I actually am not entirely sure I belong in this century, and, but for the fact that I am excessively fond of air conditioning and indoor plumbing, I sometimes fancy I could have been quite comfortable in the nineteenth century - the late nineteenth century, that is to say, since the odds of living in a place that had a proper bathroom - the civilized kind, with a sink and a toilet and running water - were better by then. (I wonder whether I'm the only one who ever read Gone With the Wind and tried to visualize Scarlett hoisting up her hoopskirts and petticoats in the outhouse. Think about it. And while you're at it, think about the fact that they didn't have Marcel toilet tissue back then, either.)
On the other hand, I just finished reading Jack London's The People of the Abyss, which was sort of like Nickled and Dimed, only more so. In 1902, Jack London bought some very ratty and, no doubt, sanitarily compromised clothing in a pawnshop and went to live in the East End of London, posing as a pauper in order to write an expose on the fact that it really, really sucks to be poor. Poor in turn-of-the-century London didn't sound terribly pleasant, what with the bedbugs and the tiny little flats with numerous family members stuffed into them and the having to sleep standing up in the park while the police told you to "move on" and the overpriced food and the drunks and pickpockets everywhere you looked and - well, now I'm making it sound like certain parts of present day Manhattan. Plus ça change, plus c'est la même chose. So I guess that life in any century is greatly improved by having a trust fund. (I do not have one, and so I am forced to guess.) And as far as Jack London's books about Alaska in the Gold Rush are concerned - I have long searched in them vain for any trace of that fabled creature, the Klondike Dance Hall Girl.

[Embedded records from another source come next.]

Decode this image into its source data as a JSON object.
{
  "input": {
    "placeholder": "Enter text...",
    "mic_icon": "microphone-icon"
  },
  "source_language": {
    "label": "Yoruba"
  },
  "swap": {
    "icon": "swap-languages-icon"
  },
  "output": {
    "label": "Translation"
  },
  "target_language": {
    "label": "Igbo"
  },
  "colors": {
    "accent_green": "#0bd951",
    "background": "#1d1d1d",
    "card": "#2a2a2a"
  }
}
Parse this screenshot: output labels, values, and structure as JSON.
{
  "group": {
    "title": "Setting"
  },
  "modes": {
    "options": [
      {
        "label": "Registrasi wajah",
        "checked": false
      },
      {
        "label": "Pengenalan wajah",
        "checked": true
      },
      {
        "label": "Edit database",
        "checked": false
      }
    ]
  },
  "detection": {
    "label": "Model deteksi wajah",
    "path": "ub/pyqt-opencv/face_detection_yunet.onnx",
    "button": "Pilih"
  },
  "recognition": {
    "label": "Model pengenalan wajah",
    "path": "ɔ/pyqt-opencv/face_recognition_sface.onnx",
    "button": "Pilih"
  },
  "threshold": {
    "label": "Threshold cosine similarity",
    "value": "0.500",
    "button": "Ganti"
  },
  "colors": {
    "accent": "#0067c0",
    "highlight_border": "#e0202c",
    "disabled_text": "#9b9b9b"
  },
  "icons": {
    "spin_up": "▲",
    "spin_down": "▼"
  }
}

In conclusion, I would like to remark that if I were writing this in the good old-fashioned way, with a quill and a pot of ink, it would have taken me far less time to put the cidilla and the circumflex where they belonged in that Jean-Baptiste Alphonse Karr quotation - because I would simply have doodled them myself, under the c in ça and above the e in même, which is fun and artistic and takes less than a second - than it did to have to look up the quotation on Google, copy it, paste it in, realize I should have chosen "paste as plain text," erase it (yes, I know, it's called deleting now) and then paste it in all over again - all because I can't figure out where to find the foreign punctuation marks on the little tool bar at the top of my page. Which is seriously going to cramp my style by the time I need an umlaut.